Annals of Hematology. 2017;96(1):115-124
Abstract
The aim of this study is to investigate the impact of pre-engraftment bloodstream infections (BSIs) on the outcomes in acute leukemia patients undergoing myeloablative cord blood transplantation (CBT). A total of 226 acute leukemia patients who received unrelated CBT were enrolled in this study, and all these patients received an intensified myeloablative conditioning without ATG. Pre-engraftment BSIs occurred in 72 patients (31.9 %), and the median time of onset was 4.5 days after cord blood infusion, BSIs of gram-negative bacilli, and gram-positive cocci comprised of 63.8 and 36.2 %, respectively. The cumulative incidences of neutrophil and platelet engraftment, acute or chronic graft versus host disease (GVHD) were comparable among the non-BSI, gram-negative bacilli BSI, and gram-positive cocci BSI groups. The cumulative incidence of transplant-related mortality (TRM), relapse, overall survival (OS), and disease-free survival (DFS) was similar between the non-BSI and the BSI groups.

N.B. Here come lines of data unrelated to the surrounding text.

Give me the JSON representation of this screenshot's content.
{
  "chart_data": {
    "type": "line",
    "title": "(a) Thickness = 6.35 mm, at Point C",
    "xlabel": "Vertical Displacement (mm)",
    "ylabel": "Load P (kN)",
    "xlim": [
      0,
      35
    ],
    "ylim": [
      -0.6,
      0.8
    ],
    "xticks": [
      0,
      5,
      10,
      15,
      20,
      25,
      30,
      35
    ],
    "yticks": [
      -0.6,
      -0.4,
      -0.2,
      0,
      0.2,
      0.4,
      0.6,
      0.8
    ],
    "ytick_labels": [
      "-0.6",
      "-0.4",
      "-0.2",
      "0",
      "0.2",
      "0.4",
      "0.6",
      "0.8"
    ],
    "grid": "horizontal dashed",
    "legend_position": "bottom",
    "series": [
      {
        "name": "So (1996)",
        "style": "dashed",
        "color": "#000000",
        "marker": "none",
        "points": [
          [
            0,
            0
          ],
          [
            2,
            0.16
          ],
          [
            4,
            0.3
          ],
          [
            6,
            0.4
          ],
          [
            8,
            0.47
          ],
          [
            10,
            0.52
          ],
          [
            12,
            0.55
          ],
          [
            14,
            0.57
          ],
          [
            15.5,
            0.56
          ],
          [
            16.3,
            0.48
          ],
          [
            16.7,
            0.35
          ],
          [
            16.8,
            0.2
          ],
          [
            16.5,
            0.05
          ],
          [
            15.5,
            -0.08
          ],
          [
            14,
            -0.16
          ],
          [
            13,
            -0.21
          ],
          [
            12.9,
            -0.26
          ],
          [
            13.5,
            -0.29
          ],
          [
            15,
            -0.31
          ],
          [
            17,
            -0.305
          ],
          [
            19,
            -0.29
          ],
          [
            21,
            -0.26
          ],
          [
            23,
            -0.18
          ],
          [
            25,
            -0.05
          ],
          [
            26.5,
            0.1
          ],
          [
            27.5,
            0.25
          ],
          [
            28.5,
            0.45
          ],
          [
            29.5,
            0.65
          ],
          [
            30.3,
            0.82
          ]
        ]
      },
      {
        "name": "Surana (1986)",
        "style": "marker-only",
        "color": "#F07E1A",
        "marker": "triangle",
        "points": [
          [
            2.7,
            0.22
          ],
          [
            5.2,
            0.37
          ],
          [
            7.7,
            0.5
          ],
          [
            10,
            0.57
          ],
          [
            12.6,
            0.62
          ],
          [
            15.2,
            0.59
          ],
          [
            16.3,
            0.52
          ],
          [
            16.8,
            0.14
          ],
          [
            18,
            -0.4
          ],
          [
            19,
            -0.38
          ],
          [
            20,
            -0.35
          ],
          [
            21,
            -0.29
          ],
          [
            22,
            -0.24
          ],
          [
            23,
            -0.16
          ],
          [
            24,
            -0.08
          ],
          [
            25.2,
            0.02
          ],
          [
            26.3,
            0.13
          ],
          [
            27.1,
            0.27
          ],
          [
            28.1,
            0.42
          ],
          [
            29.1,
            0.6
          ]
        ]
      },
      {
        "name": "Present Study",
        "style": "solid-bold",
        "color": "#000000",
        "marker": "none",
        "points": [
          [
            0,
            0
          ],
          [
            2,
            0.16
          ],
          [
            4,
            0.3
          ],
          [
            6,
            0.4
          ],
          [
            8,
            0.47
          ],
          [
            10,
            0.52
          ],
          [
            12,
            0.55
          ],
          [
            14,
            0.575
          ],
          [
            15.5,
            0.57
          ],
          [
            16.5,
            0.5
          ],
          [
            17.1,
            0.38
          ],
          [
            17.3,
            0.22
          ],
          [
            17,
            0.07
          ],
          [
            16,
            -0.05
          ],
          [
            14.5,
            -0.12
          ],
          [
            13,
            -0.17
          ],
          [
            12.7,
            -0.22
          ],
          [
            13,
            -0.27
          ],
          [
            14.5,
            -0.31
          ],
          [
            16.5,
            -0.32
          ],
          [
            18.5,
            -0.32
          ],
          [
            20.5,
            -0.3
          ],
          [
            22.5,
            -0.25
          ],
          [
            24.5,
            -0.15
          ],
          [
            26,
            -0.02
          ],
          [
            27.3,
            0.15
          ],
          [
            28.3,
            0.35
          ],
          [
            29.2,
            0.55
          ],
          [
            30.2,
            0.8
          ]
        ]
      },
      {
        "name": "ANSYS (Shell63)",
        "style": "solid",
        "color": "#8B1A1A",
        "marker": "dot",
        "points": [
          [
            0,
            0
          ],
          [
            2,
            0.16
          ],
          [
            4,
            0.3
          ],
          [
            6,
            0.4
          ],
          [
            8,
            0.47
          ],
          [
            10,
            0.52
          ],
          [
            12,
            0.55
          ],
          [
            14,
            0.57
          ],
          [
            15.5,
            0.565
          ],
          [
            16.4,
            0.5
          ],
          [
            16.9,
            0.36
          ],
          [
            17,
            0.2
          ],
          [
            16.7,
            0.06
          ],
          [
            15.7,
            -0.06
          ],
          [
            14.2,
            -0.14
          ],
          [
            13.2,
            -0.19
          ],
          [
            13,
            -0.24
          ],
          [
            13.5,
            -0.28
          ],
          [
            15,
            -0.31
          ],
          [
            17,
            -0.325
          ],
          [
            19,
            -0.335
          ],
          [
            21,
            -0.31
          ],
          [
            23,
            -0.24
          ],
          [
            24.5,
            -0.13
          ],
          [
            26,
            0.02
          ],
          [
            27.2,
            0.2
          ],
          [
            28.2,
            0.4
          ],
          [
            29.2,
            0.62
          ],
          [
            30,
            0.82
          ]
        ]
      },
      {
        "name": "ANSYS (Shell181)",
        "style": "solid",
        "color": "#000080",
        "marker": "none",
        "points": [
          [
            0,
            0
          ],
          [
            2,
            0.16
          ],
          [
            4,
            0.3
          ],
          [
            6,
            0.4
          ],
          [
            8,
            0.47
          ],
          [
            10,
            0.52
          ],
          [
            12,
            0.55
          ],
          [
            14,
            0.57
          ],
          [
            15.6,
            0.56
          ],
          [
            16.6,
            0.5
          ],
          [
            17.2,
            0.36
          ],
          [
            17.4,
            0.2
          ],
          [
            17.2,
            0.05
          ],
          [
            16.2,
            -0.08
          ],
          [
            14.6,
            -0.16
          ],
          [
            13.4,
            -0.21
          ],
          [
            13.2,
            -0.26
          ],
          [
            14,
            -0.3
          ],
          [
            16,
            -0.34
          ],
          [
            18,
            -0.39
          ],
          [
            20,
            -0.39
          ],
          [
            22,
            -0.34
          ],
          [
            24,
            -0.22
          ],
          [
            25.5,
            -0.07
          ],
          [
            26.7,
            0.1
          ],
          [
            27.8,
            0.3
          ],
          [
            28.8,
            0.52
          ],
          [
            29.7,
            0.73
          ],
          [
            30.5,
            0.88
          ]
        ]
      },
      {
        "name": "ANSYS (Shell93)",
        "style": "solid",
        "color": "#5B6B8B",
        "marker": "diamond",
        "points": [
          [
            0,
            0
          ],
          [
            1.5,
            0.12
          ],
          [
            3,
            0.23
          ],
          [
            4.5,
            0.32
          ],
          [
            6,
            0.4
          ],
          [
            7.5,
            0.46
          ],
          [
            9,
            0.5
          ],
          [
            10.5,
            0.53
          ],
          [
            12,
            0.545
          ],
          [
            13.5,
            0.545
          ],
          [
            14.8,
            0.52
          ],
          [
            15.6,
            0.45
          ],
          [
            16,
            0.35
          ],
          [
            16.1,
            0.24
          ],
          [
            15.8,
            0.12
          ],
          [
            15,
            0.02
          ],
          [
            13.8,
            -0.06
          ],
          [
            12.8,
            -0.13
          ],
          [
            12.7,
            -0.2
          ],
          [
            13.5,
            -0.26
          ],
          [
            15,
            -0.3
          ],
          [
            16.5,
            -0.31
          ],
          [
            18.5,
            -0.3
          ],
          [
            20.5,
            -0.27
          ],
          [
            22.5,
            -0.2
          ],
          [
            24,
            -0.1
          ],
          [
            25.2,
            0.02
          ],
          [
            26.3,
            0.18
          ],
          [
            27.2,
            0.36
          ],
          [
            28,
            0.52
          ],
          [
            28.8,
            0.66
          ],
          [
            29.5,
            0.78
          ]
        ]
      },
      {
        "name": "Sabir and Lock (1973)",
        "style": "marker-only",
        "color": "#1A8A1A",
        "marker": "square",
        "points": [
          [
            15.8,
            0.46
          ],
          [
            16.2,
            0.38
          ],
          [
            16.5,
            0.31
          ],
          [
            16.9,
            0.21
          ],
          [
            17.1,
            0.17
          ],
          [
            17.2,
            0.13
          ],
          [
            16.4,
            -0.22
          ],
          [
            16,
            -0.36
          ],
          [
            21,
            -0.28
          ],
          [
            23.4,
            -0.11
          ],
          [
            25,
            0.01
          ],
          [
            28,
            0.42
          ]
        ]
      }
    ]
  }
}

For subgroups analysis, TRM was lower in gram-positive cocci BSI patients compared with that of gram-negative bacilli BSI patients (8.3 vs 39.3 %) (p=0.01) (HR=0.39, p=0.034), and the 5-year OS was higher in gram-positive cocci BSI cohort (79.1 vs 44.2 %) (p=0.01) (HR=0.36, p=0.046). Our study demonstrated that, for acute leukemia patients who received CBT after myeloablative conditioning that omitted ATG, pre-engraftment BSI had no impact on engraftment, GVHD, TRM, relapse, and long-term survival. Due to the fact that gram-negative bacilli BSI was associated with poor outcomes compared with gram-positive cocci BSI, appropriate early empirical antimicrobial management strategies and better supportive care are required to decrease the gram-negative bacilli BSI-related mortality.